Dom Polycarpe de la Rivière was Carthusian prior of the 17th century, historian and scholar with a fertile imagination. Much of his life is surrounded in mystery and although he wrote biographies on numerous church identities he is considered generally to have been a fabricator. Among the persons about whom he wrote are:
St. Albinus (d. 262)
Castor d'Apt
Saint Eutrope of Orange
Hugues de Payns
Mellonius
listing the first bishop of Die as bishop St Mars c.220, then St Higher, and finally St Nicaise. Only the latter is attested.
Bishop Laugier of Digne (ca. 1050?), known only from a missing or fabricated charter, seen only by Polycarpe.
 claims Saint Marcel de Die,(his successor) wrote a letter from the First Council of Nicaea for Nicaise to forward to that bishops of Gaules, of this letter, no trace has ever been found.

Life
Polycarpe de la Rivière was a very mysterious person. 'Polycarpe de la Rivière' was a pseudonym and he spent considerable effort during his life to hide his age, birthplace and real name. Originally a Jesuit, he transferred to the Grande Chartreuse, where he eventually became a prior.

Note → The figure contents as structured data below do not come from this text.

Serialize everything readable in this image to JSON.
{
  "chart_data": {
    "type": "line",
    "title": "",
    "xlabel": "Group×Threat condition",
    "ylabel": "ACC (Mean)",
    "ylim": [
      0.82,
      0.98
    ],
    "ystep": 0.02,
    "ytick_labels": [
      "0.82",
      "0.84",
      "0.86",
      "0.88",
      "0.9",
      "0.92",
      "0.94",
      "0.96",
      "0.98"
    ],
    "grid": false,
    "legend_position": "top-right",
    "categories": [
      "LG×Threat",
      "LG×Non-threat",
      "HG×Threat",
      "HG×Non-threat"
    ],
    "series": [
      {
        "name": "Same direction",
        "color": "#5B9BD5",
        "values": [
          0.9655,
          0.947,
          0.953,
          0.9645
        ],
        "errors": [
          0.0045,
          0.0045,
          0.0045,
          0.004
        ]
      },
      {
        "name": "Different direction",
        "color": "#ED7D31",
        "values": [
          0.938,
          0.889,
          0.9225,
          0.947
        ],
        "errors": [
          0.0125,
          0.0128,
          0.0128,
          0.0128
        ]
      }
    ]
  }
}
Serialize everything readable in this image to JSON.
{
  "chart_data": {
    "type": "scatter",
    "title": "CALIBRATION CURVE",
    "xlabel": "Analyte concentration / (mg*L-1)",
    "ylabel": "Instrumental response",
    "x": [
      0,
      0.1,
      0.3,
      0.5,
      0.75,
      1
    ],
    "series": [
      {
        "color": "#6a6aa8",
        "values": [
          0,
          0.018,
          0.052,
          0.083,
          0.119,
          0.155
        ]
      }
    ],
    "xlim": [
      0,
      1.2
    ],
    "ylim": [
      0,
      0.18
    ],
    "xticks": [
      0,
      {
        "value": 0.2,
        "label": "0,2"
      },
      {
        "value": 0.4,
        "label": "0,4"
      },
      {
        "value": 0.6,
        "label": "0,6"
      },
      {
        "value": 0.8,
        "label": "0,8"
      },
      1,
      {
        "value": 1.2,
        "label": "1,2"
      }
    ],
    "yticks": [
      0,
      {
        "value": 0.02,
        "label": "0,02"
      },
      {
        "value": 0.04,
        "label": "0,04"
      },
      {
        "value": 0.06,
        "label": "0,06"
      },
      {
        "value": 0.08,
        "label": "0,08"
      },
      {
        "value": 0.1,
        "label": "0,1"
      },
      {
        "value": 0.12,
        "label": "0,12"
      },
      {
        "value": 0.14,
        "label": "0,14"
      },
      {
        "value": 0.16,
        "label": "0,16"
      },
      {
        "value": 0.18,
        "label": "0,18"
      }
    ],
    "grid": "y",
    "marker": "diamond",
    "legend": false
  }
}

He was made prior of Bonpas in 1630. In 1639 he and two servants left to make a pilgrimage to the baths of Mont Dore, and were never heard of again.

Works

Even in his own life his works were considered to be controversial with many of his latter works banned.

 Angelica, immortal excellencies and perfections of the soul by Dom Polycarpe of the River, 4to, undated. (No. 407).
 Farewell world, or the contempt of his vain and perishable magnitudes pleasures by Dom Polycarpe of the River, Lyon, Pillehotte, 1621, 8vo, 2nd edition, frontisp. (No. 433)
1609: "Goodbye world or Mesprit of his vain and perishable magnitudes pleasures" published in 1619.
 In 1617 he also publishes "Spiritual Recreation on divine love and the good of souls" in this book is included for the first time an anagram of Polycarpe of the River: "I love to own the sky ".
 1618: "Farewell to the World" (fifth edition).
 1621: "The Sacred Mystery of Our Redemption" (three volumes).
 1618: The Eloquent Loving Thought or on the Song of Solomon. Found work.
 1619 and 1622: "Spiritual Recreations on divine love and the good of souls." With an anagram of Polycarp appears an element showing a phonetic cryptography system that Polycarp seems boldly master.
 1619, 1621, 1625, 1631 reissue of "Farewell of the world ..." but this time show his heraldic arms and motto: "Solutido mihi provincia".
 1625: "The penitent soul from the Cross"
 1626: "Angelica" His superior Polycarpe accuses of having written this book in French ... it regrets that it was not written in Latin to be booked ... more religious and less accessible! This book contains interesting observations on the natural history and innovative
1638 "Annals Ecclesiae. Urbis and Avenionensis comitatus. " Manuscript in two volumes.
 1638 "History of the city of Avignon." This volume is the result of two manuscripts. This book is forbidden by Rome despite all the interventions of canon Maselli.
 1640: "Historia Ordinis Cartusiensis". Publication ban requested by the same Carthusian order.
 "Catalogus Priorum Majoris Cartusiae Gratinano Politanae".
1636: "Historia Ecclesia Gallicanae, seu Natilia Episco patuum Galliae". The work suffers, as censorship has allowed only three volumes of the seventeen to be made available.